A New Era

From the desk of Alice…

As 2013 is arriving, I am sitting at my kitchen table on a work holiday, typing on a wireless laptop and scheduling this blog to post in the future when I am no longer at my computer.  My iPhone is nearby with my calendar at my fingertips and I am texting with friends and checking emails while listening to music on a playlist that I created.  Every now and then, I take a break and check Facebook just to indulge myself.  I have a car with electric doors, haven’t used a paper map in years, and can order movies from my living room.
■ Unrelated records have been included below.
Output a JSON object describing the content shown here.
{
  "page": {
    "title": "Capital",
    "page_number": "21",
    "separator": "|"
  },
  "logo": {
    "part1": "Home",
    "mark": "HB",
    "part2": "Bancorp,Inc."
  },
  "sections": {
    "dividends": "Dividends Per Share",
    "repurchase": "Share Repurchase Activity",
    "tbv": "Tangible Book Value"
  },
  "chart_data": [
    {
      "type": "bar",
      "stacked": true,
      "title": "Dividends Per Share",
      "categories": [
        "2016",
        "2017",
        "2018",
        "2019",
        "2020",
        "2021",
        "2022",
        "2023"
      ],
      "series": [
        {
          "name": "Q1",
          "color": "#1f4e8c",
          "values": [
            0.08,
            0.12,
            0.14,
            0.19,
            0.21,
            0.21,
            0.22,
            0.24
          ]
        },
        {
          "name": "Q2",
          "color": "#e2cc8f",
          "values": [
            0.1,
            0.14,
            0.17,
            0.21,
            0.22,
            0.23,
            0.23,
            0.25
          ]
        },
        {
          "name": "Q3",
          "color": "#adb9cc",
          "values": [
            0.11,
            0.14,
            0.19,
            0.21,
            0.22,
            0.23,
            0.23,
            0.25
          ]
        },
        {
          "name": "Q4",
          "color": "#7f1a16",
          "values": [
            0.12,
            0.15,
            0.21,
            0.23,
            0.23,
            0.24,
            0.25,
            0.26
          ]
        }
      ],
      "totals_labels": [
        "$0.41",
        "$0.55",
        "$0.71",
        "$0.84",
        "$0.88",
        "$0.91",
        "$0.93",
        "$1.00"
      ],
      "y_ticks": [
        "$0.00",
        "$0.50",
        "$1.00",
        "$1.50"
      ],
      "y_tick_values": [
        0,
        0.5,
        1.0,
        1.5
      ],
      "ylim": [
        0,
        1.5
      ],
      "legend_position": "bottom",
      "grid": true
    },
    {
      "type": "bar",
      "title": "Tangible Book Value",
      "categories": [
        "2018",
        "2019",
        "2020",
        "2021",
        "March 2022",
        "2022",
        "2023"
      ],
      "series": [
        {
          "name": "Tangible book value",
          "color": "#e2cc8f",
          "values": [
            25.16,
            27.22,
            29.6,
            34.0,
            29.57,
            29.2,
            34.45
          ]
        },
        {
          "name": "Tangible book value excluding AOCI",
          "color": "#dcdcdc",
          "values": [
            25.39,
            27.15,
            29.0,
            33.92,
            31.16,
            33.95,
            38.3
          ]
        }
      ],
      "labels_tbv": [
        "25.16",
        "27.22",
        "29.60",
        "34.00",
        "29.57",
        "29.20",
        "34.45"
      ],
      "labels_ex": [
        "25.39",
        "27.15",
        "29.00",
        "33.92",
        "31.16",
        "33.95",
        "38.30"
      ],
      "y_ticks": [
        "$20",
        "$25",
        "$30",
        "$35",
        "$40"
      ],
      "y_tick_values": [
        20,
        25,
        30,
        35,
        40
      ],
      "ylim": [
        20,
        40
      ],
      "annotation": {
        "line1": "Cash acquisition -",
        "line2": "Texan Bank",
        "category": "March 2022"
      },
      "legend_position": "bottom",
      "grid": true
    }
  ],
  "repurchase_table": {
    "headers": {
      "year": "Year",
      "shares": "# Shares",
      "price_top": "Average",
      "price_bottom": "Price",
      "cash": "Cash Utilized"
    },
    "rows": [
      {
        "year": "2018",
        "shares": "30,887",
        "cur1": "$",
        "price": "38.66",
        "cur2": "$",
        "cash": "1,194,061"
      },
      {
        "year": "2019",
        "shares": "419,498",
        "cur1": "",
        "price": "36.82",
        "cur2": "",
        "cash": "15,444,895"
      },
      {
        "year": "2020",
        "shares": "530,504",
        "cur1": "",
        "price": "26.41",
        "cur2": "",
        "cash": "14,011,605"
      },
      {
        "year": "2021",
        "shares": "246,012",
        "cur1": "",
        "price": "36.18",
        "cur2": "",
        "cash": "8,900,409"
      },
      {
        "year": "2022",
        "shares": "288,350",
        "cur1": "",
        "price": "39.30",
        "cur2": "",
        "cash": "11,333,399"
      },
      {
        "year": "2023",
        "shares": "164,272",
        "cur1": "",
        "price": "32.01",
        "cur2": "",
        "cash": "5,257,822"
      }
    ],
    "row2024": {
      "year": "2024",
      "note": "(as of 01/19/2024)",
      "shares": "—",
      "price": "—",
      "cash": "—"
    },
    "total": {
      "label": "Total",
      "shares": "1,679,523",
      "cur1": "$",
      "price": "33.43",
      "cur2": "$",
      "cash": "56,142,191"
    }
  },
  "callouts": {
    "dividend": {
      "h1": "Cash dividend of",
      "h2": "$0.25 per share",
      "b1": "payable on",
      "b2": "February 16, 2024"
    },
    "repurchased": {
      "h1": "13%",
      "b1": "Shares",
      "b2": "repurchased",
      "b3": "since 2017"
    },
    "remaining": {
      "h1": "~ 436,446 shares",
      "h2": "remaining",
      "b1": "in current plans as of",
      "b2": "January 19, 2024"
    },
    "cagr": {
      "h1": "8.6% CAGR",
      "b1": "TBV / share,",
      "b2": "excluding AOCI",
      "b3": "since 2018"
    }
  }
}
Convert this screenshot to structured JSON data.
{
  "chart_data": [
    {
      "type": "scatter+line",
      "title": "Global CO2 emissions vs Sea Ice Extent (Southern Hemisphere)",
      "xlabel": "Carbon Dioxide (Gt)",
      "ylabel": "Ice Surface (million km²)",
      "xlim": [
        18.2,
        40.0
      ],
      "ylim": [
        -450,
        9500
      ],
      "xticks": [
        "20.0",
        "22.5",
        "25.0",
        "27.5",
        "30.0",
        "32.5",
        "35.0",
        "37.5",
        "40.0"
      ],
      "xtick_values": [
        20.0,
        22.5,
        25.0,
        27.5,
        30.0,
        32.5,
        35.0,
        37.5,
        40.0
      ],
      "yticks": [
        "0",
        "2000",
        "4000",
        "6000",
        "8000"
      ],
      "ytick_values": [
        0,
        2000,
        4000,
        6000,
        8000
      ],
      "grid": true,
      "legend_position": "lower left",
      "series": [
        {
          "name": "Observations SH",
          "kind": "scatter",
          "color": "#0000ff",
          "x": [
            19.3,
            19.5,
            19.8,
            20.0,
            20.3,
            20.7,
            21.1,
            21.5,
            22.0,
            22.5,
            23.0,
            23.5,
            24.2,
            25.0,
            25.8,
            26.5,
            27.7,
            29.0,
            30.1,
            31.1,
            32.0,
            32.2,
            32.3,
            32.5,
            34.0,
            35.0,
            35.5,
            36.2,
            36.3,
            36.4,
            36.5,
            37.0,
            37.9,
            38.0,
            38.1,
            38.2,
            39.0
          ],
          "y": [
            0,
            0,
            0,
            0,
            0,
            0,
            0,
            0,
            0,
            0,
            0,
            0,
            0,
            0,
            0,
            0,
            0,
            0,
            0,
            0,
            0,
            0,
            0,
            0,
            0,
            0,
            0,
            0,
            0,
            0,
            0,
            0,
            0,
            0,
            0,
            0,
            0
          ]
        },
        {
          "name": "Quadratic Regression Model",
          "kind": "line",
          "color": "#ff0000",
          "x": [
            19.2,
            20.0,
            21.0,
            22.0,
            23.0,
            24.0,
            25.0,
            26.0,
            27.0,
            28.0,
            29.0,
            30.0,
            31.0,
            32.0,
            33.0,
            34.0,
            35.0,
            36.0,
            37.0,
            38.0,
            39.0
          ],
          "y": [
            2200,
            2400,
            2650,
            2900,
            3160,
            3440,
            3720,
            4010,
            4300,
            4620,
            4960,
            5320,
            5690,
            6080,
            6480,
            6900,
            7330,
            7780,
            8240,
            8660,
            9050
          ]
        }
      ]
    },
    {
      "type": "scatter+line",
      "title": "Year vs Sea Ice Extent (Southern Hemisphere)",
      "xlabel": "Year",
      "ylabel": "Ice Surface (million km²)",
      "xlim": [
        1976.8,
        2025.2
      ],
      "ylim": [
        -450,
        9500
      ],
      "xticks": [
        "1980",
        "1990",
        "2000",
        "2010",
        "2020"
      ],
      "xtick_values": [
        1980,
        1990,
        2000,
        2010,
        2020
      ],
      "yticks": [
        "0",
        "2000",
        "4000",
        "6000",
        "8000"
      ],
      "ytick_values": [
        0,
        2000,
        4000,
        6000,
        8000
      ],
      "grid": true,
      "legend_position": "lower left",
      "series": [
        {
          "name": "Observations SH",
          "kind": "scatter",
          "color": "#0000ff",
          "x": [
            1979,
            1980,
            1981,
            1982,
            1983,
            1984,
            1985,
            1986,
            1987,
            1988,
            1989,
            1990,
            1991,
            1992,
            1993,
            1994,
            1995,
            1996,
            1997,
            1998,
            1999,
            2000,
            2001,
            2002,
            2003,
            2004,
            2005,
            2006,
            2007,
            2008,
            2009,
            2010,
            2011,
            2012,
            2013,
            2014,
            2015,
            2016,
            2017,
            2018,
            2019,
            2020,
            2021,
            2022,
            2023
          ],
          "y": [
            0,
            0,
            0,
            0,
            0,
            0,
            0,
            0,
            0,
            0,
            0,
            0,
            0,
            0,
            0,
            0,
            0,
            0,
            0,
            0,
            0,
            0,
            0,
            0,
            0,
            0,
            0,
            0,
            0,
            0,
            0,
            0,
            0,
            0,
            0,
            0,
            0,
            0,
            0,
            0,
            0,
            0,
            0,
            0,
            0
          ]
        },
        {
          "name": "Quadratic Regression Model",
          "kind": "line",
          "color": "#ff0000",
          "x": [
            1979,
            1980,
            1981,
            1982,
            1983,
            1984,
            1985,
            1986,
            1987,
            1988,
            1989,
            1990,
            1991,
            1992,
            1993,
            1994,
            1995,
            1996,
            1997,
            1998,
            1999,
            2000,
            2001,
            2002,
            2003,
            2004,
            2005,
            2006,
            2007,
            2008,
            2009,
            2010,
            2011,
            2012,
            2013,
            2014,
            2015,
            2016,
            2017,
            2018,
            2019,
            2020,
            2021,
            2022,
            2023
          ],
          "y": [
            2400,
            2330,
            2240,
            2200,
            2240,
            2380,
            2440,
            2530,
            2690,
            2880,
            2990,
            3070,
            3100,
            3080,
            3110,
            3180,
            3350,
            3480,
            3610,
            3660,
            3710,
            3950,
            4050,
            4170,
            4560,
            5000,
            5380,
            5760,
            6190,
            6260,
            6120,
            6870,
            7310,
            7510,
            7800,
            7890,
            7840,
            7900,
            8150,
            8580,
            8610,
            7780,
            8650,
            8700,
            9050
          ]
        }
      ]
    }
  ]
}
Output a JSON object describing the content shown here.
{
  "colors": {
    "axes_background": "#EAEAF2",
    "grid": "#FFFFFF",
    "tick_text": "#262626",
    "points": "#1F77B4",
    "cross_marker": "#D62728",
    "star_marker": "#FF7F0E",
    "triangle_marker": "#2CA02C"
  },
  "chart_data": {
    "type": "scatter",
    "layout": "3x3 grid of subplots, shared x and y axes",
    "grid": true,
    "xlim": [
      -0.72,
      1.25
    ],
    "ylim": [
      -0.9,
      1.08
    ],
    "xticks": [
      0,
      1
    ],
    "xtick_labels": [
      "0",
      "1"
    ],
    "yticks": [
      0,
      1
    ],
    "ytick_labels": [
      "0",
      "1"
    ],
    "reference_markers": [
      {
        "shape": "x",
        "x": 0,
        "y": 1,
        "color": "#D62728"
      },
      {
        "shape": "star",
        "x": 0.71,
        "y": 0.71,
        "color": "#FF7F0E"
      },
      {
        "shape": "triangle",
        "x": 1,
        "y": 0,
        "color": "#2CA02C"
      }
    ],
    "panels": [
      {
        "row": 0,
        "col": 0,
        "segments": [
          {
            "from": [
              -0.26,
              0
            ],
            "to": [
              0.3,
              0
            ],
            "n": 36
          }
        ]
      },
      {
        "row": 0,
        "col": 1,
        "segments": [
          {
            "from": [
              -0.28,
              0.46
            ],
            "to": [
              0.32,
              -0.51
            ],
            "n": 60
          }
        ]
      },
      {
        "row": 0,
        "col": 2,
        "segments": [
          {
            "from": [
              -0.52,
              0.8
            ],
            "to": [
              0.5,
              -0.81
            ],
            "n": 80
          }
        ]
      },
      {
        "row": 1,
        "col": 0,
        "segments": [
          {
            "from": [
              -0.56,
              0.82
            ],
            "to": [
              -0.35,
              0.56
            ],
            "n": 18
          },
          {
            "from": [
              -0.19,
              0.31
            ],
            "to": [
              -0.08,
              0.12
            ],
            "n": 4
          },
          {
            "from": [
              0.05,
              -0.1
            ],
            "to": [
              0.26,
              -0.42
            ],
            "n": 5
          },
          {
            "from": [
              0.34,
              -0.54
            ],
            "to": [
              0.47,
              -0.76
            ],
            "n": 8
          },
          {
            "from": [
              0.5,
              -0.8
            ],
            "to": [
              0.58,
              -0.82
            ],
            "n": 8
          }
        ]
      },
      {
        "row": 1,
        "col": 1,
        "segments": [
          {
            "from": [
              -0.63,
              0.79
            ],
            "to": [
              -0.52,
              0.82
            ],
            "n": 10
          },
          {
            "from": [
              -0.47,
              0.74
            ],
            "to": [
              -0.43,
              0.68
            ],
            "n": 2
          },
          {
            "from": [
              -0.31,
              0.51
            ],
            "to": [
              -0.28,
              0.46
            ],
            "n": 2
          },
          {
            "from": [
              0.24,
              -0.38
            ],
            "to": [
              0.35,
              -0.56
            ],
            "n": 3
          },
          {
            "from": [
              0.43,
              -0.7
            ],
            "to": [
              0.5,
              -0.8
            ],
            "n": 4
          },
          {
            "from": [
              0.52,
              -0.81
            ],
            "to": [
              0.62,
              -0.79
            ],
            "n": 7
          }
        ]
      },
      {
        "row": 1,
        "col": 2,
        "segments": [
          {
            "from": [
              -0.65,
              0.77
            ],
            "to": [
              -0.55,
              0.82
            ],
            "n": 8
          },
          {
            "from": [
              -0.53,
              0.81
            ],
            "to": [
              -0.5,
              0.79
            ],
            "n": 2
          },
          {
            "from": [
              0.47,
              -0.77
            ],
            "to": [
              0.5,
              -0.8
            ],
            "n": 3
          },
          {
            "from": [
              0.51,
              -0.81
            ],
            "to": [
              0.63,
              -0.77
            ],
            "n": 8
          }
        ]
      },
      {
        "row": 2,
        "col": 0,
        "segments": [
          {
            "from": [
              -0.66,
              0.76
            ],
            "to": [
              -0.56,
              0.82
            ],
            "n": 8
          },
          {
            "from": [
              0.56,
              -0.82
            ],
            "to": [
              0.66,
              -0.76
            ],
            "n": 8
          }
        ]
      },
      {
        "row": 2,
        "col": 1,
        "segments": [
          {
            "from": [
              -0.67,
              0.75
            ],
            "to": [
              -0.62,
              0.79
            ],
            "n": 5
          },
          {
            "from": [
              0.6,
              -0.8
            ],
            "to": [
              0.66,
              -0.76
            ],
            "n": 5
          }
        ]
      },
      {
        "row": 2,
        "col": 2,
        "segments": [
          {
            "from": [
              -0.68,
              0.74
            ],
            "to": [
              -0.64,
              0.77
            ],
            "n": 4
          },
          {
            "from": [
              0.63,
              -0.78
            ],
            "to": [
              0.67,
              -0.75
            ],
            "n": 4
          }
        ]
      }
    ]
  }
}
If I rewind 20 years to New Year’s Eve 1993, it was half-way through my first year teaching.  I think I slept most of the holiday break in an effort to catch up on the sleep I lost my first semester teaching.  I have fond memories of that New Year’s when I reunited with some college/childhood friends and we rang in the new year as “grown ups”.

In that first year of teaching, I literally had a reel to reel film projector in my classroom and there may have been 3 computers in the entire school.  I certainly had no computer at my house, no internet existed and the word “blog” had not been invented yet. There was no such thing as email or Google in my world.  The North Carolina Standard Course of Study existed, but no one could actually find one and we certainly didn’t connect it to the goals in our lesson planning.  The End of Grade tests had not been invented, No Child Left Behind had not been passed, and The Common Core was not even a twinkle in anyone’s eye.  I had no clear direction with my instruction and honestly, no one cared.  It was a different time.

I have been thinking about this a lot lately- how this is a new era of education.  We have new teacher evaluation instruments, the Common Core has arrived, and we have resources at our fingertips in a way we could never have imagined.  This new era is exciting to me as a professional educator because I am hopeful of the incredible things that can take place in our schools and classrooms.  I stand in awe of teachers who continue to love, teach, and grow each student in this new era.

As 2013 unfolds in your school and classroom, I challenge you to live in this year.  Resist the urge to teach like I did 20 years ago and instead, lean into this new era just a little.

Give yourself permission to try a new approach and have it not go perfectly.

Give yourself time to play with new materials, understand text complexity, and figure out how to help students problem solve one small day at a time.

Give yourself the patience you used to give your students.

Give yourself credit when it goes well.

Give yourself grace (and those around you) when it all seems so overwhelming.

Above all, be thankful that it is not 1993.  Our students need you in 2013 because this is the era in which they will have to survive.